«Niente bis», dice Brian Fallon all’inizio del concerto, «ché è stupido scendere dal palco, farsi chiamare e poi risalire per altre due canzoni di fretta». E allora i Gaslight Anthem vanno via dritti per un’ora e mezza sul palco piccolo dell’Alcatraz, neanche troppo pieno: partono tranquilli con Stay Vicious e subito dopo sparano una delle loro cartucce migliori, The ’59 Sound.
Alternano pezzi dell’ultimo album, Get Hurt, a vecchie hit come Old White Lincoln e Stay Lucky. Sinceramente, convincono di più quando spingono sull’acceleratore rispetto ai rockettoni cadenzati anche perché spesso, nonostante le tre-chitarre-tre, mancano di potenza e impatto. Tra i momenti migliori del live, il tributo ai Black Sabbath con War Pigs e una versione intimista di una delle loro canzoni più belle, Great Expectations.
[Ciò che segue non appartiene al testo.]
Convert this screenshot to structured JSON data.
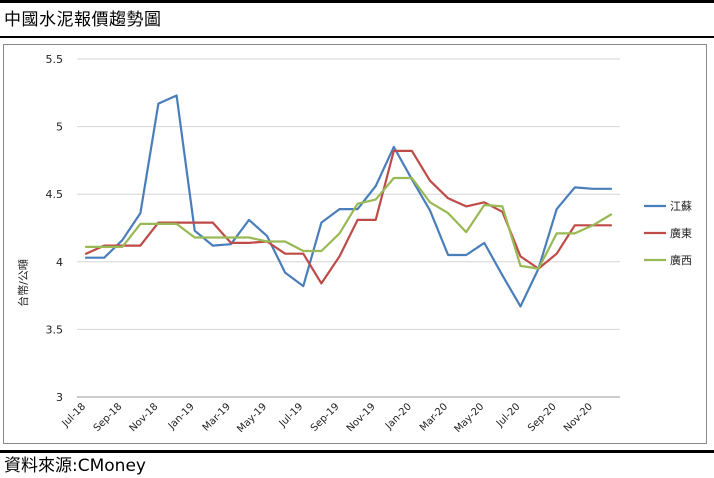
{
  "page": {
    "title": "中國水泥報價趨勢圖",
    "source": "資料來源:CMoney"
  },
  "chart_data": {
    "type": "line",
    "title": "",
    "xlabel": "",
    "ylabel": "台幣/公噸",
    "ylim": [
      3,
      5.5
    ],
    "yticks": [
      3,
      3.5,
      4,
      4.5,
      5,
      5.5
    ],
    "grid": true,
    "legend_position": "right",
    "x": [
      "Jul-18",
      "Aug-18",
      "Sep-18",
      "Oct-18",
      "Nov-18",
      "Dec-18",
      "Jan-19",
      "Feb-19",
      "Mar-19",
      "Apr-19",
      "May-19",
      "Jun-19",
      "Jul-19",
      "Aug-19",
      "Sep-19",
      "Oct-19",
      "Nov-19",
      "Dec-19",
      "Jan-20",
      "Feb-20",
      "Mar-20",
      "Apr-20",
      "May-20",
      "Jun-20",
      "Jul-20",
      "Aug-20",
      "Sep-20",
      "Oct-20",
      "Nov-20",
      "Dec-20"
    ],
    "xtick_labels": [
      "Jul-18",
      "Sep-18",
      "Nov-18",
      "Jan-19",
      "Mar-19",
      "May-19",
      "Jul-19",
      "Sep-19",
      "Nov-19",
      "Jan-20",
      "Mar-20",
      "May-20",
      "Jul-20",
      "Sep-20",
      "Nov-20"
    ],
    "series": [
      {
        "name": "江蘇",
        "color": "#4a7ebb",
        "values": [
          4.03,
          4.03,
          4.16,
          4.36,
          5.17,
          5.23,
          4.23,
          4.12,
          4.13,
          4.31,
          4.19,
          3.92,
          3.82,
          4.29,
          4.39,
          4.39,
          4.56,
          4.85,
          4.61,
          4.38,
          4.05,
          4.05,
          4.14,
          3.9,
          3.67,
          3.95,
          4.39,
          4.55,
          4.54,
          4.54
        ]
      },
      {
        "name": "廣東",
        "color": "#be4b48",
        "values": [
          4.06,
          4.12,
          4.12,
          4.12,
          4.29,
          4.29,
          4.29,
          4.29,
          4.14,
          4.14,
          4.15,
          4.06,
          4.06,
          3.84,
          4.04,
          4.31,
          4.31,
          4.82,
          4.82,
          4.6,
          4.47,
          4.41,
          4.44,
          4.37,
          4.04,
          3.95,
          4.06,
          4.27,
          4.27,
          4.27
        ]
      },
      {
        "name": "廣西",
        "color": "#98b954",
        "values": [
          4.11,
          4.11,
          4.11,
          4.28,
          4.28,
          4.28,
          4.18,
          4.18,
          4.18,
          4.18,
          4.15,
          4.15,
          4.08,
          4.08,
          4.21,
          4.43,
          4.46,
          4.62,
          4.62,
          4.44,
          4.36,
          4.22,
          4.42,
          4.41,
          3.97,
          3.95,
          4.21,
          4.21,
          4.27,
          4.35
        ]
      }
    ]
  }
}
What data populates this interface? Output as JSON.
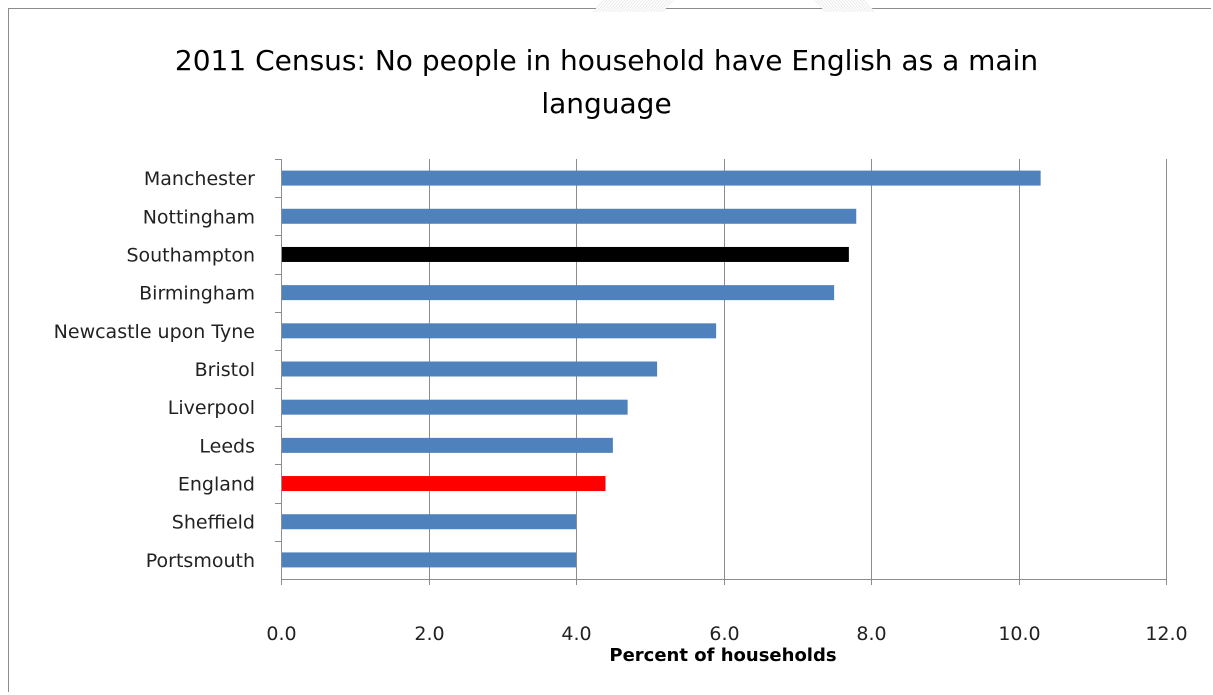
{
  "chart_data": {
    "type": "bar",
    "orientation": "horizontal",
    "title_lines": [
      "2011 Census: No people in household have English as a main",
      "language"
    ],
    "xlabel": "Percent of households",
    "ylabel": "",
    "categories": [
      "Manchester",
      "Nottingham",
      "Southampton",
      "Birmingham",
      "Newcastle upon Tyne",
      "Bristol",
      "Liverpool",
      "Leeds",
      "England",
      "Sheffield",
      "Portsmouth"
    ],
    "values": [
      10.3,
      7.8,
      7.7,
      7.5,
      5.9,
      5.1,
      4.7,
      4.5,
      4.4,
      4.0,
      4.0
    ],
    "bar_colors": [
      "#4f81bd",
      "#4f81bd",
      "#000000",
      "#4f81bd",
      "#4f81bd",
      "#4f81bd",
      "#4f81bd",
      "#4f81bd",
      "#ff0000",
      "#4f81bd",
      "#4f81bd"
    ],
    "xlim": [
      0,
      12
    ],
    "xticks": [
      "0.0",
      "2.0",
      "4.0",
      "6.0",
      "8.0",
      "10.0",
      "12.0"
    ],
    "grid": "vertical",
    "legend": "none"
  }
}
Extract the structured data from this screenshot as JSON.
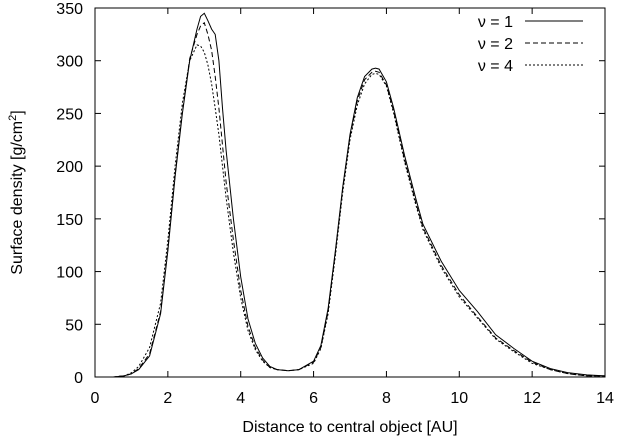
{
  "chart_data": {
    "type": "line",
    "title": "",
    "xlabel": "Distance to central object [AU]",
    "ylabel": "Surface density [g/cm",
    "ylabel_sup": "2",
    "ylabel_tail": "]",
    "xlim": [
      0,
      14
    ],
    "ylim": [
      0,
      350
    ],
    "xticks": [
      0,
      2,
      4,
      6,
      8,
      10,
      12,
      14
    ],
    "yticks": [
      0,
      50,
      100,
      150,
      200,
      250,
      300,
      350
    ],
    "legend_position": "top-right",
    "grid": false,
    "series": [
      {
        "name": "ν = 1",
        "dash": "solid",
        "x": [
          0,
          0.5,
          0.8,
          1.0,
          1.2,
          1.5,
          1.8,
          2.0,
          2.2,
          2.4,
          2.6,
          2.8,
          2.9,
          3.0,
          3.1,
          3.2,
          3.3,
          3.4,
          3.5,
          3.6,
          3.8,
          4.0,
          4.2,
          4.4,
          4.6,
          4.8,
          5.0,
          5.3,
          5.6,
          6.0,
          6.2,
          6.4,
          6.6,
          6.8,
          7.0,
          7.2,
          7.4,
          7.6,
          7.7,
          7.8,
          8.0,
          8.2,
          8.5,
          8.8,
          9.0,
          9.5,
          10.0,
          10.5,
          11.0,
          11.5,
          12.0,
          12.5,
          13.0,
          13.5,
          14.0
        ],
        "y": [
          0,
          0,
          1,
          3,
          7,
          20,
          60,
          120,
          190,
          250,
          300,
          330,
          342,
          345,
          338,
          330,
          325,
          300,
          255,
          215,
          150,
          95,
          55,
          32,
          18,
          10,
          7,
          6,
          7,
          15,
          30,
          65,
          120,
          180,
          230,
          265,
          285,
          292,
          293,
          292,
          280,
          255,
          210,
          170,
          145,
          110,
          82,
          62,
          40,
          27,
          15,
          8,
          4,
          2,
          1
        ]
      },
      {
        "name": "ν = 2",
        "dash": "5,3",
        "x": [
          0,
          0.5,
          0.8,
          1.0,
          1.2,
          1.5,
          1.8,
          2.0,
          2.2,
          2.4,
          2.6,
          2.8,
          2.9,
          3.0,
          3.1,
          3.2,
          3.3,
          3.4,
          3.5,
          3.6,
          3.8,
          4.0,
          4.2,
          4.4,
          4.6,
          4.8,
          5.0,
          5.3,
          5.6,
          6.0,
          6.2,
          6.4,
          6.6,
          6.8,
          7.0,
          7.2,
          7.4,
          7.6,
          7.7,
          7.8,
          8.0,
          8.2,
          8.5,
          8.8,
          9.0,
          9.5,
          10.0,
          10.5,
          11.0,
          11.5,
          12.0,
          12.5,
          13.0,
          13.5,
          14.0
        ],
        "y": [
          0,
          0,
          1,
          3,
          8,
          22,
          62,
          122,
          192,
          252,
          302,
          325,
          333,
          336,
          325,
          310,
          285,
          255,
          220,
          185,
          130,
          82,
          48,
          28,
          16,
          9,
          7,
          6,
          7,
          14,
          28,
          62,
          118,
          178,
          228,
          262,
          282,
          289,
          290,
          289,
          277,
          252,
          206,
          166,
          142,
          106,
          78,
          57,
          37,
          25,
          14,
          7,
          3,
          1,
          1
        ]
      },
      {
        "name": "ν = 4",
        "dash": "2,2",
        "x": [
          0,
          0.5,
          0.8,
          1.0,
          1.2,
          1.5,
          1.8,
          2.0,
          2.2,
          2.4,
          2.6,
          2.8,
          2.9,
          3.0,
          3.1,
          3.2,
          3.3,
          3.4,
          3.5,
          3.6,
          3.8,
          4.0,
          4.2,
          4.4,
          4.6,
          4.8,
          5.0,
          5.3,
          5.6,
          6.0,
          6.2,
          6.4,
          6.6,
          6.8,
          7.0,
          7.2,
          7.4,
          7.6,
          7.7,
          7.8,
          8.0,
          8.2,
          8.5,
          8.8,
          9.0,
          9.5,
          10.0,
          10.5,
          11.0,
          11.5,
          12.0,
          12.5,
          13.0,
          13.5,
          14.0
        ],
        "y": [
          0,
          0,
          1,
          4,
          10,
          28,
          70,
          130,
          200,
          260,
          300,
          315,
          314,
          308,
          296,
          278,
          255,
          230,
          200,
          170,
          118,
          75,
          44,
          26,
          15,
          9,
          7,
          6,
          7,
          13,
          27,
          60,
          115,
          175,
          225,
          258,
          278,
          287,
          288,
          287,
          276,
          250,
          204,
          164,
          140,
          104,
          76,
          56,
          36,
          24,
          13,
          7,
          3,
          1,
          1
        ]
      }
    ]
  }
}
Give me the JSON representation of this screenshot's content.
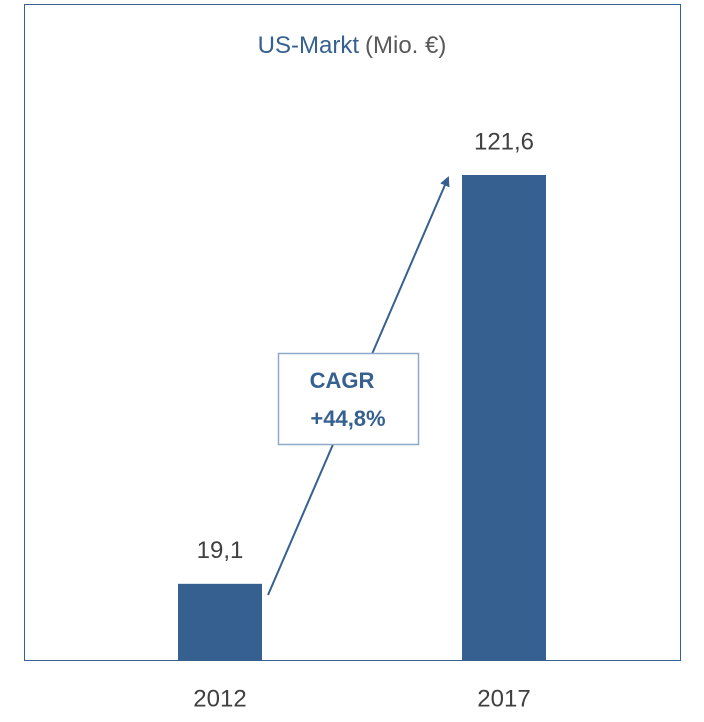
{
  "chart_data": {
    "type": "bar",
    "title": "US-Markt",
    "unit": "(Mio. €)",
    "categories": [
      "2012",
      "2017"
    ],
    "values": [
      19.1,
      121.6
    ],
    "value_labels": [
      "19,1",
      "121,6"
    ],
    "color": "#36608f",
    "annotation": [
      "CAGR",
      "+44,8%"
    ]
  }
}
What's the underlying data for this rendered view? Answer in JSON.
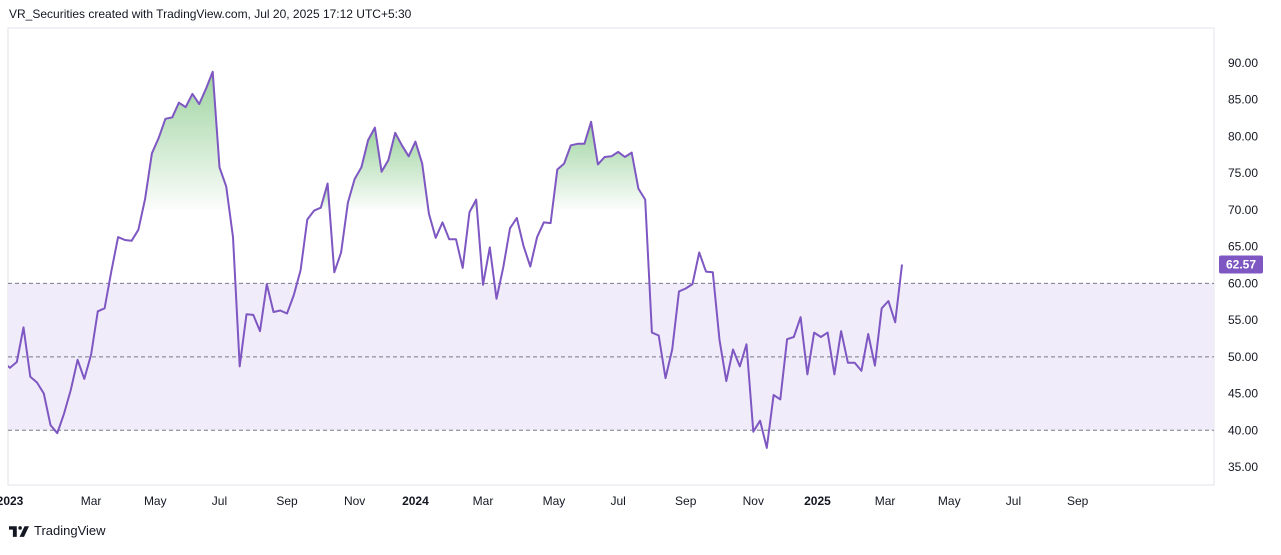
{
  "header": {
    "attribution": "VR_Securities created with TradingView.com, Jul 20, 2025 17:12 UTC+5:30"
  },
  "footer": {
    "brand": "TradingView"
  },
  "colors": {
    "line": "#7e57c2",
    "band_fill": "#f1ecf9",
    "overbought_fill": "#4caf50",
    "level_line": "#787b86",
    "grid_border": "#e0e3eb",
    "last_value_bg": "#7e57c2",
    "text": "#131722"
  },
  "chart_data": {
    "type": "line",
    "title": "",
    "xlabel": "",
    "ylabel": "",
    "ylim": [
      33,
      94
    ],
    "y_ticks": [
      "35.00",
      "40.00",
      "45.00",
      "50.00",
      "55.00",
      "60.00",
      "65.00",
      "70.00",
      "75.00",
      "80.00",
      "85.00",
      "90.00"
    ],
    "levels": [
      40,
      50,
      60
    ],
    "band": [
      40,
      60
    ],
    "overbought_threshold": 70,
    "last_value": 62.57,
    "last_value_label": "62.57",
    "x_range": [
      0,
      173
    ],
    "x_ticks": [
      {
        "label": "2023",
        "x": 0,
        "bold": true
      },
      {
        "label": "Mar",
        "x": 12,
        "bold": false
      },
      {
        "label": "May",
        "x": 21.5,
        "bold": false
      },
      {
        "label": "Jul",
        "x": 31,
        "bold": false
      },
      {
        "label": "Sep",
        "x": 41,
        "bold": false
      },
      {
        "label": "Nov",
        "x": 51,
        "bold": false
      },
      {
        "label": "2024",
        "x": 60,
        "bold": true
      },
      {
        "label": "Mar",
        "x": 70,
        "bold": false
      },
      {
        "label": "May",
        "x": 80.5,
        "bold": false
      },
      {
        "label": "Jul",
        "x": 90,
        "bold": false
      },
      {
        "label": "Sep",
        "x": 100,
        "bold": false
      },
      {
        "label": "Nov",
        "x": 110,
        "bold": false
      },
      {
        "label": "2025",
        "x": 119.5,
        "bold": true
      },
      {
        "label": "Mar",
        "x": 129.5,
        "bold": false
      },
      {
        "label": "May",
        "x": 139,
        "bold": false
      },
      {
        "label": "Jul",
        "x": 148.5,
        "bold": false
      },
      {
        "label": "Sep",
        "x": 158,
        "bold": false
      }
    ],
    "series": [
      {
        "values": [
          [
            -1,
            49.2
          ],
          [
            0,
            48.5
          ],
          [
            1,
            49.3
          ],
          [
            2,
            54.0
          ],
          [
            3,
            47.3
          ],
          [
            4,
            46.5
          ],
          [
            5,
            45.0
          ],
          [
            6,
            40.7
          ],
          [
            7,
            39.6
          ],
          [
            8,
            42.3
          ],
          [
            9,
            45.5
          ],
          [
            10,
            49.6
          ],
          [
            11,
            47.0
          ],
          [
            12,
            50.3
          ],
          [
            13,
            56.2
          ],
          [
            14,
            56.6
          ],
          [
            15,
            61.7
          ],
          [
            16,
            66.3
          ],
          [
            17,
            65.9
          ],
          [
            18,
            65.8
          ],
          [
            19,
            67.3
          ],
          [
            20,
            71.5
          ],
          [
            21,
            77.7
          ],
          [
            22,
            79.8
          ],
          [
            23,
            82.4
          ],
          [
            24,
            82.6
          ],
          [
            25,
            84.6
          ],
          [
            26,
            84.0
          ],
          [
            27,
            85.8
          ],
          [
            28,
            84.4
          ],
          [
            29,
            86.5
          ],
          [
            30,
            88.8
          ],
          [
            31,
            75.8
          ],
          [
            32,
            73.2
          ],
          [
            33,
            66.3
          ],
          [
            34,
            48.7
          ],
          [
            35,
            55.8
          ],
          [
            36,
            55.7
          ],
          [
            37,
            53.5
          ],
          [
            38,
            59.9
          ],
          [
            39,
            56.1
          ],
          [
            40,
            56.3
          ],
          [
            41,
            55.9
          ],
          [
            42,
            58.4
          ],
          [
            43,
            61.8
          ],
          [
            44,
            68.7
          ],
          [
            45,
            69.9
          ],
          [
            46,
            70.3
          ],
          [
            47,
            73.6
          ],
          [
            48,
            61.5
          ],
          [
            49,
            64.2
          ],
          [
            50,
            71.0
          ],
          [
            51,
            74.2
          ],
          [
            52,
            75.8
          ],
          [
            53,
            79.5
          ],
          [
            54,
            81.2
          ],
          [
            55,
            75.2
          ],
          [
            56,
            76.8
          ],
          [
            57,
            80.5
          ],
          [
            58,
            78.8
          ],
          [
            59,
            77.3
          ],
          [
            60,
            79.3
          ],
          [
            61,
            76.3
          ],
          [
            62,
            69.5
          ],
          [
            63,
            66.2
          ],
          [
            64,
            68.3
          ],
          [
            65,
            66.0
          ],
          [
            66,
            66.0
          ],
          [
            67,
            62.1
          ],
          [
            68,
            69.7
          ],
          [
            69,
            71.4
          ],
          [
            70,
            59.8
          ],
          [
            71,
            64.9
          ],
          [
            72,
            57.9
          ],
          [
            73,
            62.2
          ],
          [
            74,
            67.5
          ],
          [
            75,
            68.9
          ],
          [
            76,
            65.1
          ],
          [
            77,
            62.3
          ],
          [
            78,
            66.3
          ],
          [
            79,
            68.3
          ],
          [
            80,
            68.2
          ],
          [
            81,
            75.5
          ],
          [
            82,
            76.3
          ],
          [
            83,
            78.8
          ],
          [
            84,
            79.0
          ],
          [
            85,
            79.0
          ],
          [
            86,
            82.0
          ],
          [
            87,
            76.2
          ],
          [
            88,
            77.2
          ],
          [
            89,
            77.3
          ],
          [
            90,
            77.9
          ],
          [
            91,
            77.2
          ],
          [
            92,
            77.8
          ],
          [
            93,
            72.9
          ],
          [
            94,
            71.4
          ],
          [
            95,
            53.3
          ],
          [
            96,
            52.9
          ],
          [
            97,
            47.1
          ],
          [
            98,
            51.0
          ],
          [
            99,
            58.9
          ],
          [
            100,
            59.3
          ],
          [
            101,
            59.9
          ],
          [
            102,
            64.2
          ],
          [
            103,
            61.6
          ],
          [
            104,
            61.5
          ],
          [
            105,
            52.3
          ],
          [
            106,
            46.7
          ],
          [
            107,
            51.0
          ],
          [
            108,
            48.7
          ],
          [
            109,
            51.7
          ],
          [
            110,
            39.8
          ],
          [
            111,
            41.3
          ],
          [
            112,
            37.6
          ],
          [
            113,
            44.8
          ],
          [
            114,
            44.2
          ],
          [
            115,
            52.4
          ],
          [
            116,
            52.7
          ],
          [
            117,
            55.4
          ],
          [
            118,
            47.6
          ],
          [
            119,
            53.3
          ],
          [
            120,
            52.7
          ],
          [
            121,
            53.3
          ],
          [
            122,
            47.6
          ],
          [
            123,
            53.5
          ],
          [
            124,
            49.2
          ],
          [
            125,
            49.2
          ],
          [
            126,
            48.1
          ],
          [
            127,
            53.1
          ],
          [
            128,
            48.8
          ],
          [
            129,
            56.6
          ],
          [
            130,
            57.6
          ],
          [
            131,
            54.7
          ],
          [
            132,
            62.57
          ]
        ]
      }
    ]
  }
}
Grandi aspettative sono quelle che i Gaslight Anthem hanno alimentato con i loro primi dischi e che, soprattutto dal vivo, non riescono a soddisfare appieno. Comunque sia, i fan dimostrano il proprio amore verso il gruppo sgolandosi con entrambe le mani rivolte al cielo e gli smartphone in tasca: sono pochissimi i telefonini accesi e, a un certo punto, gli accendini hanno addirittura la meglio.